For the two segments of the same uniform wire:

• $$R_{AC} = \rho \frac{l_1}{A}$$
• $$R_{CB} = \rho \frac{(100 - l_1)}{A}$$

Substituting these into the balancing condition:

$$\frac{R_1}{R_2} = \frac{\rho \frac{l_1}{A}}{\rho \frac{(100 - l_1)}{A}} = \frac{l_1}{100 - l_1}$$

Notice that the resistivity ($$\rho$$) and the cross-sectional area ($$A$$) cancel out completely from the ratio.
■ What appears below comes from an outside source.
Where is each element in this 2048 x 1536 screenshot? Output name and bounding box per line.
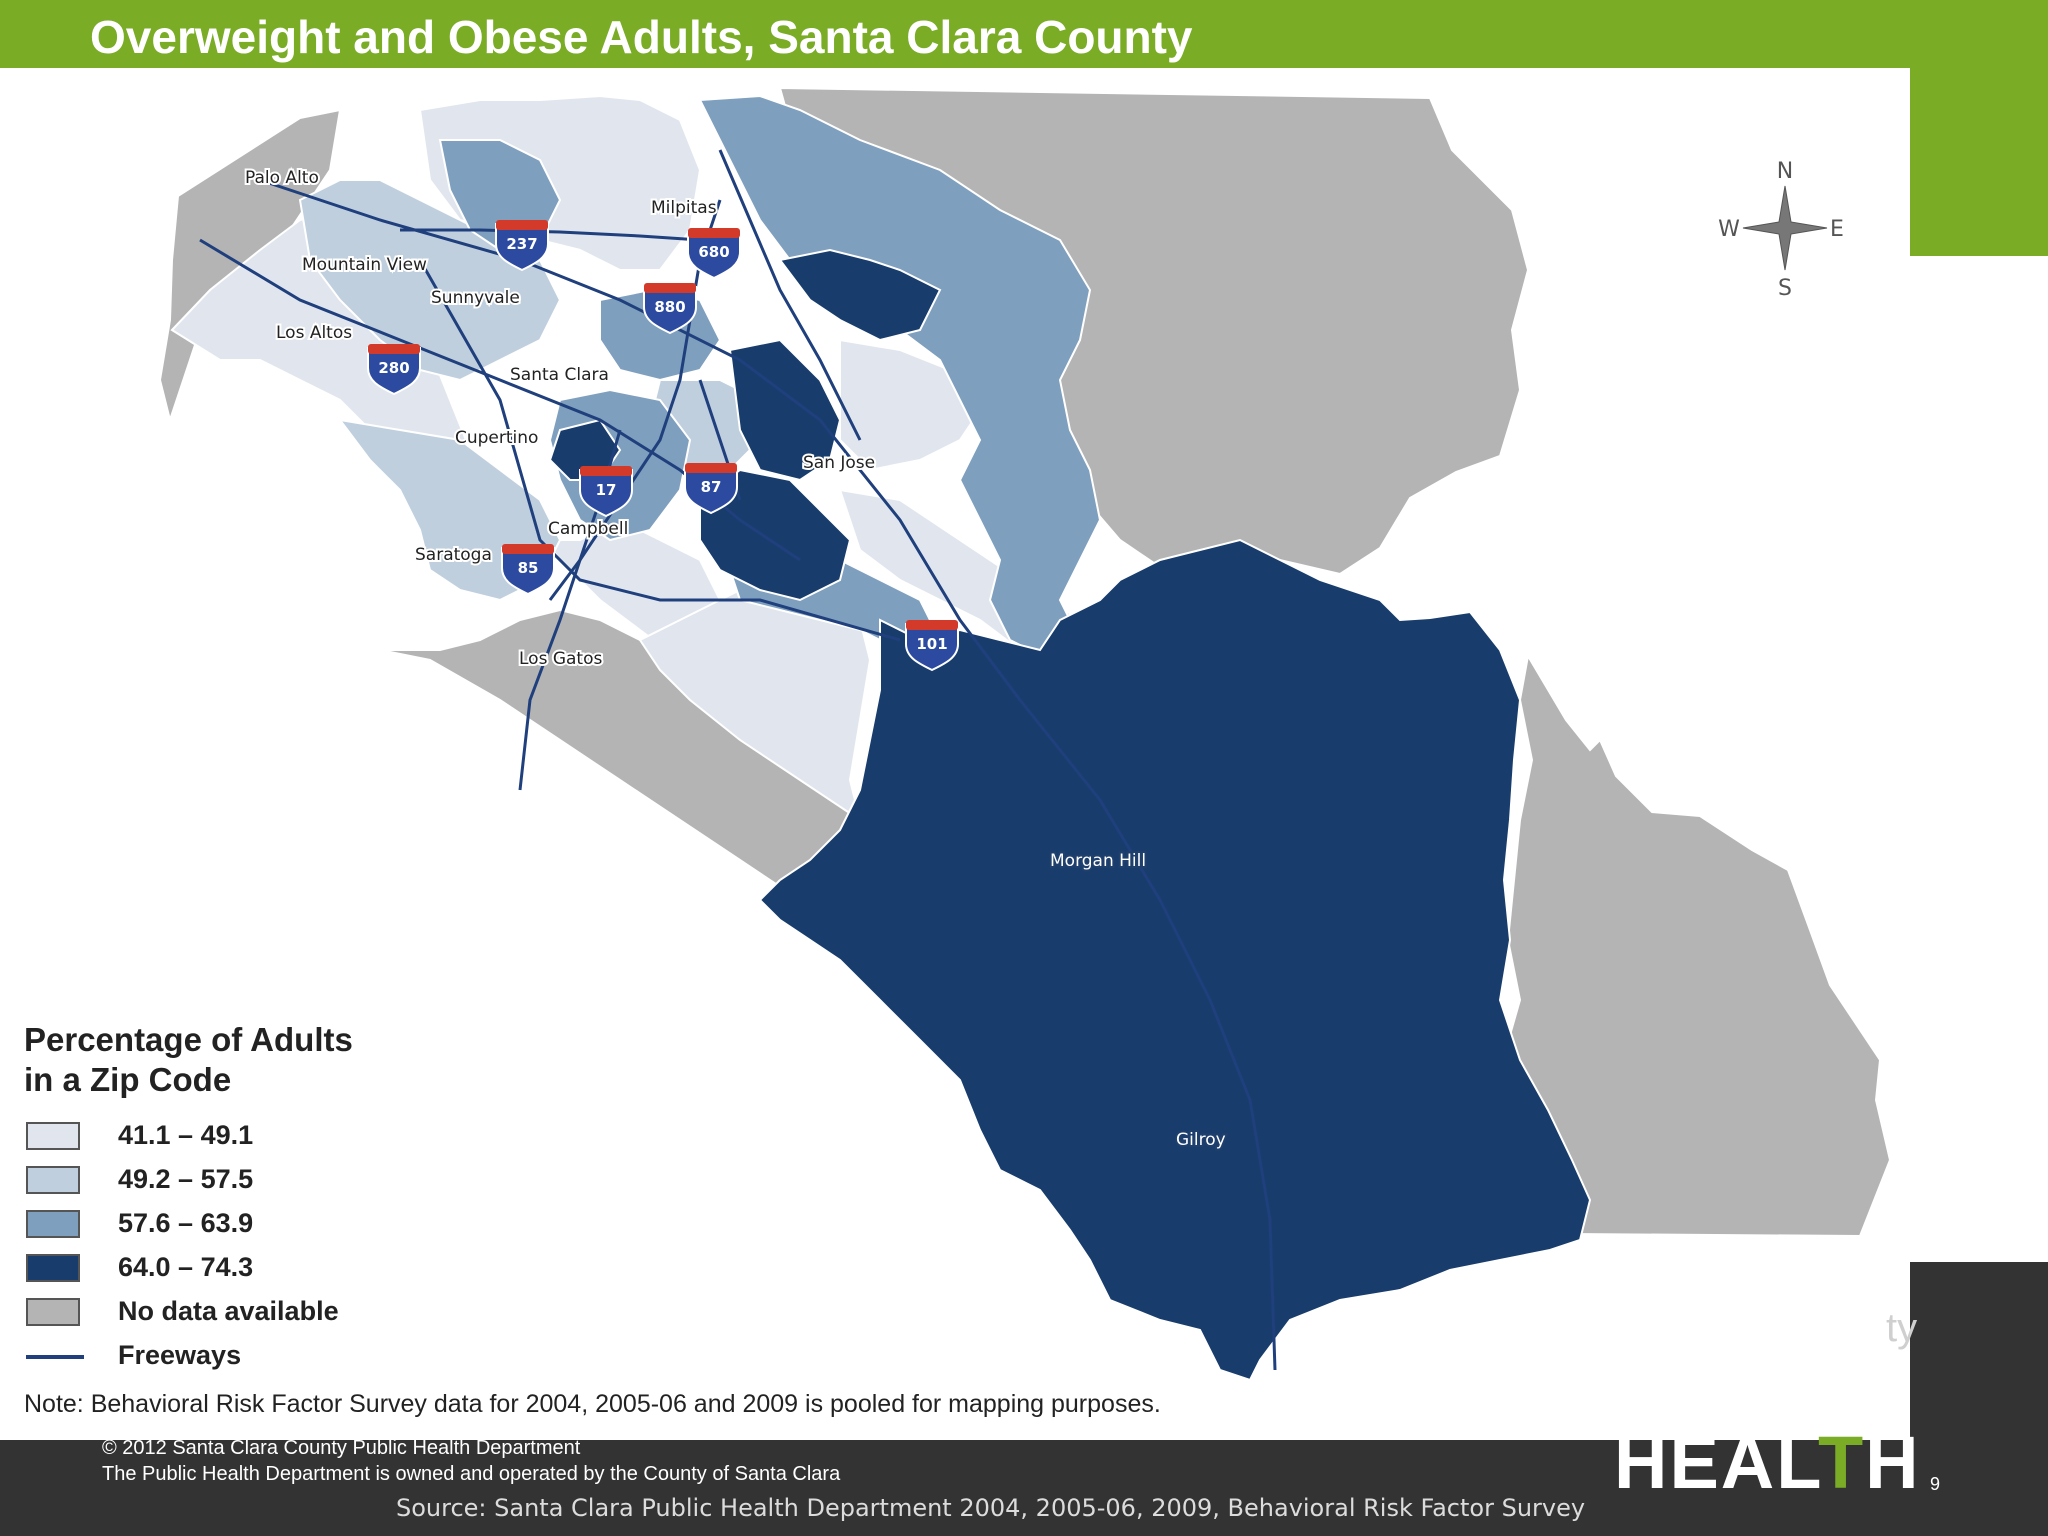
legend-label-no-data: No data available <box>118 1296 339 1326</box>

The balancing length depends only on the ratio of the resistances $$R_1$$ and $$R_2$$, and the total length of the wire.

3. Effect of Doubling the Radius

When the radius of the wire $$AB$$ is doubled, the cross-sectional area ($$A = \pi r^2$$) increases uniformly across its entire length.

Since the area changes identically for both segments ($$AC$$ and $$CB$$), it still cancels out in the balance equation. As long as the resistors $$R_1$$ and $$R_2$$ remain unchanged, the balancing length $$l_1$$ remains exactly the same.

Conclusion

Since the balancing length is independent of the thickness or radius of the uniform bridge wire, it will remain unchanged.

The balancing length will be 40 cm.